Bertarelli and Alinghi were hoping for light conditions—3 to 5 knots of wind and flat seas. On the day of the second race, the committee boat flew the postponement flag. Just as the building breeze and seas looked to exceed the conditions Bertarelli wanted at the end of a six-hour wait for wind, three members of the four-man race committee, representing Alinghi’s club, attempted to force New Zealander Harold Bennett, the Principal Race Officer, to cancel the day’s racing. He refused, and two of the three Swiss representatives went on strike. Furious but unbowed, Bennett enrolled the official committee-boat observer from the Golden Gate Yacht Club, Tom Ehman, to lower the postponement signal and ordered his Spanish boat driver to man the flags.
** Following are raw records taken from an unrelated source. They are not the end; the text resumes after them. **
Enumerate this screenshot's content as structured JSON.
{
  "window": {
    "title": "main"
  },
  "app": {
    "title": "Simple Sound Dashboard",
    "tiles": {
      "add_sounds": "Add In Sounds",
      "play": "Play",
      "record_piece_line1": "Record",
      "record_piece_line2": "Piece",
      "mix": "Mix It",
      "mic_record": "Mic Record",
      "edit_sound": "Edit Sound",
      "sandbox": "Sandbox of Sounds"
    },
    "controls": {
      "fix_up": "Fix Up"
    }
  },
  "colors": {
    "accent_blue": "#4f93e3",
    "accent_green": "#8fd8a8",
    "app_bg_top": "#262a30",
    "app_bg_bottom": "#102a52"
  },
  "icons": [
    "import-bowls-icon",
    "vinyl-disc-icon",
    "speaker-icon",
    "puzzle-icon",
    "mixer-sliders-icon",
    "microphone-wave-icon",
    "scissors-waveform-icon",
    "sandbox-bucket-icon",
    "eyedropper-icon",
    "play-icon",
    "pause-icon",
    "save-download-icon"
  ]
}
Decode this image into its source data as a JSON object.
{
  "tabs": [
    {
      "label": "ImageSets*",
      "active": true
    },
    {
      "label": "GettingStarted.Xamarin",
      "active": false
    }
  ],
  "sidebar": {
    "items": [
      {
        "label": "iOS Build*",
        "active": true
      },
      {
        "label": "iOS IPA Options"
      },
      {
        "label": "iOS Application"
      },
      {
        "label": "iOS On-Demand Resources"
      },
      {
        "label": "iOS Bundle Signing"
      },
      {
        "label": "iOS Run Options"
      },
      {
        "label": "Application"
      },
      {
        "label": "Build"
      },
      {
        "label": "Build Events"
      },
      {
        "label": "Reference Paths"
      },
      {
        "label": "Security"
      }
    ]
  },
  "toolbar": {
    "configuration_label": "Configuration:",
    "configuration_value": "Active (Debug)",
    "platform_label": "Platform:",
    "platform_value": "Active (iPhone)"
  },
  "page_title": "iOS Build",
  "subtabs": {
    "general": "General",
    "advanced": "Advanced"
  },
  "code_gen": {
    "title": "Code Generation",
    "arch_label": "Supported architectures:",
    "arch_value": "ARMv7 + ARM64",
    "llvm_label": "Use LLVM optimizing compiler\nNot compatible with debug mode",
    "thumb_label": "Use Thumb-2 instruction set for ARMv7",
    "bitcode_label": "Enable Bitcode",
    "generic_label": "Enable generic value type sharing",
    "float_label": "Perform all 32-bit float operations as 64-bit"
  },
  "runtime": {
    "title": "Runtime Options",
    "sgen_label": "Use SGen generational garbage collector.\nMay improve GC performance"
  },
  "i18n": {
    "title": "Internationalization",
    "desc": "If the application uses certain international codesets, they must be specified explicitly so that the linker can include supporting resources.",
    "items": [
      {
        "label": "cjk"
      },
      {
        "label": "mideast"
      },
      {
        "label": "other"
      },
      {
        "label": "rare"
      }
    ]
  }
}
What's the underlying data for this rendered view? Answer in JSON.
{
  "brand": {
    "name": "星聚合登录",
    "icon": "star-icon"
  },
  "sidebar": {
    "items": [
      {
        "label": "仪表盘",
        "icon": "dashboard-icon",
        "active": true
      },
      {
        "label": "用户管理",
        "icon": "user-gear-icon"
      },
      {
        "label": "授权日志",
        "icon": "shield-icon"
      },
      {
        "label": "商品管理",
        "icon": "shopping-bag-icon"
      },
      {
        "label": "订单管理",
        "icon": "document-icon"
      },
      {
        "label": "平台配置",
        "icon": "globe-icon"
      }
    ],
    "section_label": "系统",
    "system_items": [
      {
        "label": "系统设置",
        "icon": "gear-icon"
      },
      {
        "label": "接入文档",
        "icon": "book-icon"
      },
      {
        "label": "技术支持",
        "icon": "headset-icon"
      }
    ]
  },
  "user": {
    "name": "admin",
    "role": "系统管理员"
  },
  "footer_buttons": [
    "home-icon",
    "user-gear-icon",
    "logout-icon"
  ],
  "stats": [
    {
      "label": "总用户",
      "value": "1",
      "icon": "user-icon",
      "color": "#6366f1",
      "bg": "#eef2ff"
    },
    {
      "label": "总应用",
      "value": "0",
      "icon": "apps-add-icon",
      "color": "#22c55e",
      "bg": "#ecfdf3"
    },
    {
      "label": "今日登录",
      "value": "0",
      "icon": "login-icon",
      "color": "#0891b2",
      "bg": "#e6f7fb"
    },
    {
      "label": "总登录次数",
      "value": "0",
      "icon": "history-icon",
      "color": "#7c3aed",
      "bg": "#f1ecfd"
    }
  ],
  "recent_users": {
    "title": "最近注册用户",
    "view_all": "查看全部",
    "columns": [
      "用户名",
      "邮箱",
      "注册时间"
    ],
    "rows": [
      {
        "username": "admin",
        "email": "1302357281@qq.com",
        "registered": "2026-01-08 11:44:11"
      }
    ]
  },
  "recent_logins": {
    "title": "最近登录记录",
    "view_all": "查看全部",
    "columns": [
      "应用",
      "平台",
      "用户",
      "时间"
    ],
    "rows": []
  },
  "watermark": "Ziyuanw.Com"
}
Alinghi benefited from a 20-degree shift in the wind, but once USA’s crew could crack off the traveler on the reach to the wing mark, the big tri creamed away, touching 33 knots at times, to set an average 12 percent faster than the Swiss catamaran. Though Alinghi was game and showed excellent speed, at one point leading the competition by more than 500 meters, the wing mast on USA was too much. Caught at the windward mark, Alinghi would never recover and ended up losing by 5 minutes, 26 seconds.
The advantages of technology will likely level out for the next America’s Cup, as the rules of engagement are drawn up and race dates and challengers are determined. One thing is for certain: Competition on the water beats that of the legal variety every time.